The Wi-Fi Alliance is urging consumers to realize that protecting their data when accessing a public wifi hotspot is their own responsibility, and that they should not rely on the hotspot or website they are accessing.
They now officially recommend that all wifi hotspot users use a personal VPN (virtual private network) to secure the privacy of their communication.
The press release stated that only 18% use a VPN when accessing a public wifi hotspot. What’s interesting is that 86% have taken steps to ensure the security of their home wifi network, yet so few of them exercise similar care in wireless hotspots. Most large companies provide VPNs for their employees who work outside the office. That probably accounts for most of the 18% that are secure.

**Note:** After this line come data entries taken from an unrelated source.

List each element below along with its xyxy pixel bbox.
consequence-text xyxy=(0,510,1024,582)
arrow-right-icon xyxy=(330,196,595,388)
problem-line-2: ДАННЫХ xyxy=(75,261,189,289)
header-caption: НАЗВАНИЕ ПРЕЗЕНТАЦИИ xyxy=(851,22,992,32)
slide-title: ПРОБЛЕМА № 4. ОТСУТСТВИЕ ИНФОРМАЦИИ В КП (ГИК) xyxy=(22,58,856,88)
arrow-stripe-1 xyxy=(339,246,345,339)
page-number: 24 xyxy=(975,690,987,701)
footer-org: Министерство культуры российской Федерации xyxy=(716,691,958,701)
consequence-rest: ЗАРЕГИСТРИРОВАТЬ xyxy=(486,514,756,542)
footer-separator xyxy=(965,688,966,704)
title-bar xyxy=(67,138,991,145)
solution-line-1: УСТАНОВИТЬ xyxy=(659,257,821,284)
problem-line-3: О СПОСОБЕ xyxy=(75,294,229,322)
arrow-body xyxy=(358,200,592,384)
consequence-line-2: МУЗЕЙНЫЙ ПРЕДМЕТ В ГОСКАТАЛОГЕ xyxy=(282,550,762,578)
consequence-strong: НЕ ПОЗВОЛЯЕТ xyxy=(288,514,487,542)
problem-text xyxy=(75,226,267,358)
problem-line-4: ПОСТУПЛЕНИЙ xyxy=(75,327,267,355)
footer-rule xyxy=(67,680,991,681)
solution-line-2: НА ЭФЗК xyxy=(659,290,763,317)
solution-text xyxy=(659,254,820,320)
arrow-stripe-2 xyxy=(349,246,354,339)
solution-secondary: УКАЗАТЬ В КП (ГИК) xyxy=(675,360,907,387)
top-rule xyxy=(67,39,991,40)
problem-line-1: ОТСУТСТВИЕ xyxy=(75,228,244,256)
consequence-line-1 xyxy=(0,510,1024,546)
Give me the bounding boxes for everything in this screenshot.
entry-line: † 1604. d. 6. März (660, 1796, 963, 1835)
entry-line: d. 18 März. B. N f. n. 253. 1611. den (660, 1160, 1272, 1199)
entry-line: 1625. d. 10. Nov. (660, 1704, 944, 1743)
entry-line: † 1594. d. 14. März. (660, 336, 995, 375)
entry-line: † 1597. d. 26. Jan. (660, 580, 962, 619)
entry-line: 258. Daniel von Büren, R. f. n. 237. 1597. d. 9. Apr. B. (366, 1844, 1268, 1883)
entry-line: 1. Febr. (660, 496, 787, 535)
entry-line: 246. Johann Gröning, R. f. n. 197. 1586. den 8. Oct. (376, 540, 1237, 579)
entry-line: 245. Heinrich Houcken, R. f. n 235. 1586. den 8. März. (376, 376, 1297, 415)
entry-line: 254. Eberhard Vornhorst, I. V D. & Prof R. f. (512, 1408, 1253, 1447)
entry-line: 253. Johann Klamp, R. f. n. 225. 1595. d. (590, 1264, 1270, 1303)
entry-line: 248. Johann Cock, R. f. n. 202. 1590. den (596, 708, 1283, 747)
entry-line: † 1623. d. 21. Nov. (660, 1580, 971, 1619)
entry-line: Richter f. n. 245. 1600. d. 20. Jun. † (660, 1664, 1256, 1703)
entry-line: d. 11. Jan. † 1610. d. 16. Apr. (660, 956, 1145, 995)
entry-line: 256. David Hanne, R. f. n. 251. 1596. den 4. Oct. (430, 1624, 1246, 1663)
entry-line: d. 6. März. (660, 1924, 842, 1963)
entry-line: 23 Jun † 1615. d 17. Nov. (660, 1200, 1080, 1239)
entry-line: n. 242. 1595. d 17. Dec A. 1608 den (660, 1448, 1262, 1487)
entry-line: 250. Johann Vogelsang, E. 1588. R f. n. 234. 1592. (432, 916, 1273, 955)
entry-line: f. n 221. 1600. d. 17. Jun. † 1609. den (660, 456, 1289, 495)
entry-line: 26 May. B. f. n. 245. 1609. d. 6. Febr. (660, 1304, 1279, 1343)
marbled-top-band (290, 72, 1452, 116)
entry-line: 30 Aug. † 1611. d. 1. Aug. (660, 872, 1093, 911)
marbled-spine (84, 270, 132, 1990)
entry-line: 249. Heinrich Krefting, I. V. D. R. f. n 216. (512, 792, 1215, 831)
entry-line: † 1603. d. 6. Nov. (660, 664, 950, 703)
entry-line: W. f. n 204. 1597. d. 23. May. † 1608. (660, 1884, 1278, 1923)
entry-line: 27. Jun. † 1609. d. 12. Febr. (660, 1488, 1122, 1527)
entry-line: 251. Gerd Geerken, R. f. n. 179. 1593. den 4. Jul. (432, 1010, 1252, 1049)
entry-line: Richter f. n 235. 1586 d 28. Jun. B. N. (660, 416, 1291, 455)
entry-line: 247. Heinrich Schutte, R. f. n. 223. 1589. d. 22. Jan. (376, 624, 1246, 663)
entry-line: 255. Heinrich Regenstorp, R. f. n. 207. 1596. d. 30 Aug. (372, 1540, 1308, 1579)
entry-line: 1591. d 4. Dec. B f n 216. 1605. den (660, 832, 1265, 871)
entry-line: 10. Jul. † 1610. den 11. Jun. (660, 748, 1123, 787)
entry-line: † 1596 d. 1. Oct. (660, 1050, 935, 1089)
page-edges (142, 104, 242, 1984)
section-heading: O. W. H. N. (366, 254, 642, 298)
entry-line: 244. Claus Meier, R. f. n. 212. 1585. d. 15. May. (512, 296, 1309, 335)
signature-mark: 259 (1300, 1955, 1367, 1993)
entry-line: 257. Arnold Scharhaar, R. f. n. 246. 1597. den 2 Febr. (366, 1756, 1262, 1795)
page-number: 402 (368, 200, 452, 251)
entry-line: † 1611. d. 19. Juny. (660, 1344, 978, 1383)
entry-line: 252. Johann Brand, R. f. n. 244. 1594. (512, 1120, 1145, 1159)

For all others, the Wi-Fi Alliance recommends users employ a commercially available personal VPN.
In Their Own Words
In the Wi-Fi Alliance’s Articles section, they describe the facts about wifi hotspots:
“In many open networks such as convention centers, airports and other public areas, there is no security implemented at all. When you are working in a public hotspot, you cannot be confident of truly secure access. So unless you are just surfing the Internet for fun, you should use a Virtual Private Network (VPN) if possible to create a secure virtual tunnel.”
In the Wi-Fi Alliance’s Frequently Asked Questions section, they describe how a personal VPN is also a good way to protect your computer from an Evil Twin attack:
“An Evil Twin… is a potential security threat to users of Wi-Fi, predominantly in public hotspots. A hacker sets up what is called a “rogue access point” which mimics the characteristics of the network to which users expect to connect. Users unknowingly connect to the rogue access point and the hacker’s network instead of the intended network. The Evil Twin hijacks data, such as passwords, account information, credit card information, etc., and then connects the user to the Internet as intended… As Wi-Fi continues to grow in reach and popularity, consumers need to make some new simple security precautions a habit, like … using a VPN.”
A VPN, such as PRIVATE WiFi™, secures and privatizes your data across the Internet by building an encrypted “tunnel.” Data passes through this tunnel, protected from any Internet criminal who tries to intercept it. Even if the data is intercepted, it is hopelessly scrambled and useless to anyone without the key to decrypt it.
A VPN also assigns you a temporary IP address which protects your privacy. An IP (or Internet Protocol) address is a numerical label that is assigned to devices participating in a computer network that uses the Internet Protocol for communication between its nodes. This IP address cannot be traced by a hacker or anyone else.
Just as consumers consider other measures to protect their computers, such as installing virus software and using a firewall, the key point from the Wi-Fi Alliance’s new recommendation is that hotspot users employ a VPN to protect their Internet communications.
About the Wi-Fi Alliance
The Wi-Fi Alliance is the leading global non-profit industry association of hundreds of companies devoted to seamless connectivity, including all major wifi providers such as T- Mobile, AT&T, and Boingo, plus Microsoft, Intel, Apple, Dell, Sony and many others. The Wi-Fi Alliance sets the standards for all wifi networks and equipment, and nearly every company involved with wifi is a member.